Making deposits to an emotional bank account is like making an investment into the relationship. A deposit can look like a thank you note with specific feedback, a cup of coffee, or recognizing an important milestone like a birthday or anniversary. We make deposits when we celebrate accomplishments, or what people do well in front of their colleagues as well as when we engage others in honest and transparent conversation. Managing up the people you work with is another powerful way to strengthen relationships. There are several ways to build emotional bank accounts.
As leaders, the focus on maintaining a positive balance is important because the time may come where a withdrawal will be made. If we’ve focused on making deposits verses withdrawals, when a withdrawal is made it will barely dent the account. For example, if we give 90% of the time, hopefully we will be forgiven for the 10% of the time when we need to take.

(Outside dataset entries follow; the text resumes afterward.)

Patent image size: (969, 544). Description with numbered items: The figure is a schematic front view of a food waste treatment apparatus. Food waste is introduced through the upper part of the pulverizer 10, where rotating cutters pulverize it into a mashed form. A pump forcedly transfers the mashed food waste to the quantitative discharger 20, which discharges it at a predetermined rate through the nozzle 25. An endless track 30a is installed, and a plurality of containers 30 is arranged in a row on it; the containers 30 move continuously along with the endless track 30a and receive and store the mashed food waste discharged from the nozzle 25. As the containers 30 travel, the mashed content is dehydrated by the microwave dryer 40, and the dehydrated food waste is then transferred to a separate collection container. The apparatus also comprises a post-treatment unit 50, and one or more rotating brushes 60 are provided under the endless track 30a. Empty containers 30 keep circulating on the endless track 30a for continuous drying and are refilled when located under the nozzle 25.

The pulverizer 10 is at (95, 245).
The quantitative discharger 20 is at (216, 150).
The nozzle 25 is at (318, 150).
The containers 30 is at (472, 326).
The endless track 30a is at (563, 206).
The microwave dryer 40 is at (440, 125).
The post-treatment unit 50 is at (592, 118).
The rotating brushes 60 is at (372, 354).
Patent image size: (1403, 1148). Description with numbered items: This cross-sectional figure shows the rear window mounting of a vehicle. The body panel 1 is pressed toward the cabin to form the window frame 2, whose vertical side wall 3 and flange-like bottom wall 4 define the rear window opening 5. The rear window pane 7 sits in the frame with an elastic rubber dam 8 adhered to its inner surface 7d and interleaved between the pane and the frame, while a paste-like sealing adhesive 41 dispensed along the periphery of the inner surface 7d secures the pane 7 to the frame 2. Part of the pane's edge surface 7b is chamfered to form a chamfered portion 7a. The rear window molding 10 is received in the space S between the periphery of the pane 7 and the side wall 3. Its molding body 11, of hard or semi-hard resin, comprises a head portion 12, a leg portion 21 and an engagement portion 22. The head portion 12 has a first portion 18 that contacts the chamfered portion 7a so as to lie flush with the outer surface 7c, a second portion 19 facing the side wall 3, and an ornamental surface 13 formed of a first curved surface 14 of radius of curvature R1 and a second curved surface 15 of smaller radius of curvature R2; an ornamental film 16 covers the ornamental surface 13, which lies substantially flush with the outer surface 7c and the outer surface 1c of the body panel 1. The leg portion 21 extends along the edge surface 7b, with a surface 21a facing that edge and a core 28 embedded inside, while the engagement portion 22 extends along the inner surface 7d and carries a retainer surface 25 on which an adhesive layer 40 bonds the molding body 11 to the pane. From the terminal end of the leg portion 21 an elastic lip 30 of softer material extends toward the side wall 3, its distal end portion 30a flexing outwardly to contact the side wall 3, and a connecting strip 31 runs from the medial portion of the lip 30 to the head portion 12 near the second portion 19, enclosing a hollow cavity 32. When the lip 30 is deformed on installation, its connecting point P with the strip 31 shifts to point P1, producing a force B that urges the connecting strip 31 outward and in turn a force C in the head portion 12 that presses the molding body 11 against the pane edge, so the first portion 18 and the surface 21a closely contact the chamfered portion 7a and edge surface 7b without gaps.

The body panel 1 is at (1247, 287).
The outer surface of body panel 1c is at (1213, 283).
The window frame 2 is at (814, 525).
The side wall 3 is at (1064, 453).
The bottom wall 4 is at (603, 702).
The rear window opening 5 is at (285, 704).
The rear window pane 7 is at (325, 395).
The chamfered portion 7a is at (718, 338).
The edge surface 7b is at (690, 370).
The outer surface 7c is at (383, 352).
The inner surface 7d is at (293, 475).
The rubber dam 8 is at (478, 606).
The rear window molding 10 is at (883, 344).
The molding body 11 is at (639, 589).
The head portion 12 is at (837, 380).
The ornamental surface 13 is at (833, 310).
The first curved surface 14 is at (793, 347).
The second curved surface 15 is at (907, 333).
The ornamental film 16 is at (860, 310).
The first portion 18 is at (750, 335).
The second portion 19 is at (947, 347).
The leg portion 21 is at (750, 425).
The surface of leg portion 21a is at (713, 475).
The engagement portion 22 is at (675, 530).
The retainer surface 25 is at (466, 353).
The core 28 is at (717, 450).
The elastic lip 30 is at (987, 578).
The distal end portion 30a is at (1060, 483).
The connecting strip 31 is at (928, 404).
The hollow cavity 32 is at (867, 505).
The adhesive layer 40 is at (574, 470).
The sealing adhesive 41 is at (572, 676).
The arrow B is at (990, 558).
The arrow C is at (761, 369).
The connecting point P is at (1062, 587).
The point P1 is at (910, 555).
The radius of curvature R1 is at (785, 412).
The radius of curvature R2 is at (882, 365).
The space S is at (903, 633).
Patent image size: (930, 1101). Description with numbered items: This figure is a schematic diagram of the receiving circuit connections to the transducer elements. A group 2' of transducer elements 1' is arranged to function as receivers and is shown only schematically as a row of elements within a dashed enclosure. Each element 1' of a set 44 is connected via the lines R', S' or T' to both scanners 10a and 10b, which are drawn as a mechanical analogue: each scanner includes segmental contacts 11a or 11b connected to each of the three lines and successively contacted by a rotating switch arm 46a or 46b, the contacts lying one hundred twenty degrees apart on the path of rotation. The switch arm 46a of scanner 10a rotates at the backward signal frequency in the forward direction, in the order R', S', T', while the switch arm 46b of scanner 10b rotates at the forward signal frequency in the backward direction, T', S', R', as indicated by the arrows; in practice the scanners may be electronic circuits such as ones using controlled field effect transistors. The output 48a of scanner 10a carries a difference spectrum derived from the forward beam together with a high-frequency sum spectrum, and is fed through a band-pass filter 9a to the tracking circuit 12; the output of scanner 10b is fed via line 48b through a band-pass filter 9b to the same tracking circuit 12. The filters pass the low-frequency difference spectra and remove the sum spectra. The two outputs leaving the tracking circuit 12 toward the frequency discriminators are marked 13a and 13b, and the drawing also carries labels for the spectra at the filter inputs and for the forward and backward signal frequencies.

Consistently treating people with respect, transparency, fairness and gratitude every day is an easy way to contribute positively to their emotional bank accounts. Do what you can to make others feel valued most of the time, they will feel valued and like you want them to succeed.
4 Steps to Build an Emotional Bank Account
- Find out what’s most important to each individual.
- Be unique in your approach.
Identify Opportunities for Deposits
- Plan deposits into your day or weekly schedule.
Commit to Making Deposits.
- Make deposits continually to build trust.
Feedback & Follow-through
- Ask for input to solve problems.
- Ask for feedback on how you can improve your relationship.
- Practice active listening when receiving feedback and show you care by communicating specific actions you will take to improve.
Studer, Quint. (2012) The Great Employee Handbook, Making Work and Life Better. Pensacola. Fire Starter Publishing.